Foto 12-12-2010, provenienza Orqudeas de Latinoamerica Orchidbo 2010

La serra delle serre

Un veloce escursus nella serra di Guido De Vidi, rimmessa a nuovo. Ogni volta che entro in questo bellissimo e unico ambiente ho la senzazione di introdurmi in uno spazio magico, come se stessi esplorando un pezzo di foresta amazzonica. Le sensazioni sono uniche e difficili da rappresentare. La mia è una fortuna unica abitando a pochi chilometri da questo magico luogo. Poche foto danno la senzazione dell'ambiente.

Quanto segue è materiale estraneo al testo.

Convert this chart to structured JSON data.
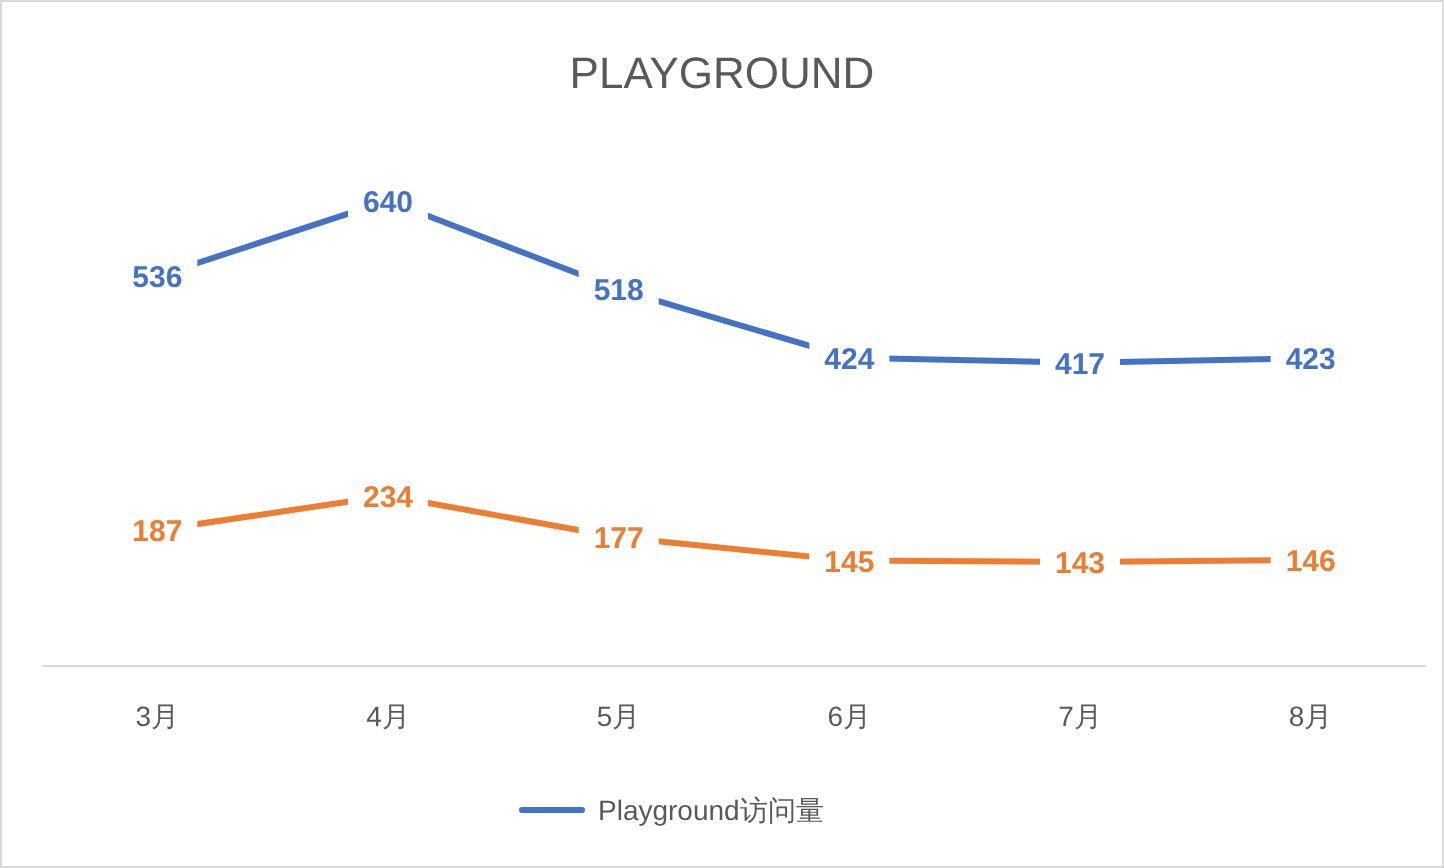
{
  "chart_data": {
    "type": "line",
    "title": "PLAYGROUND",
    "categories": [
      "3月",
      "4月",
      "5月",
      "6月",
      "7月",
      "8月"
    ],
    "series": [
      {
        "name": "Playground访问量",
        "color": "#4472c4",
        "values": [
          536,
          640,
          518,
          424,
          417,
          423
        ]
      },
      {
        "color": "#ed7d31",
        "values": [
          187,
          234,
          177,
          145,
          143,
          146
        ]
      }
    ],
    "data_labels": true,
    "legend": "bottom",
    "tick_labels": "x",
    "line_style": "solid",
    "grid": false
  }
}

Paphipedilum Crossianum Rehb. 1873.

La mia attenzione si è soffermata su questo paphiopedilum, che ho visto anche alcuni mesi fa fiorito, sembrava essere un ibrido senza nome, Guido è invece riuscito a classificarlo, si tratta del Paphipedilum Crossianum, incrocio tra P. insigne e P.venustum ottenuto da Cross, giardiniere di Lady Ashburton descritto nel 1873 e da Debois in Cypripedium Monographie 1898. "Sepalo superiore fondo giallo nervato e retuculato, verde pallido, bordato e fortemente puntato bianco. Il sepalo inferiore è verdastro su fondo bianco. I petali sono rosso cannella retuculati di toni più chiari. Il labello è dei medesimi colori del petalo. Staminoide sufficentemente sviluppato giallo chiaro. Bel fogliame verde scuro. E' una pianta di crescita vigorosa."

A Proposito il libro di Debois è scaricabile dal sito Biodiversity Eritage Library.

Altre varietà di Crossianum:
-P. Crossianum v. Majus;
-P. Crossianum v. Psittacinum;
-P. Crossianum v. Tautzianum.



In questa zona della serra sono presenti molti Paphiopedilum da temperature intermedie, ecco un P. Stonei.



Bellissimo questo P. Insigne v. sanderae



E infine Guido immortalato mentre descrive la messa a punto della collezione.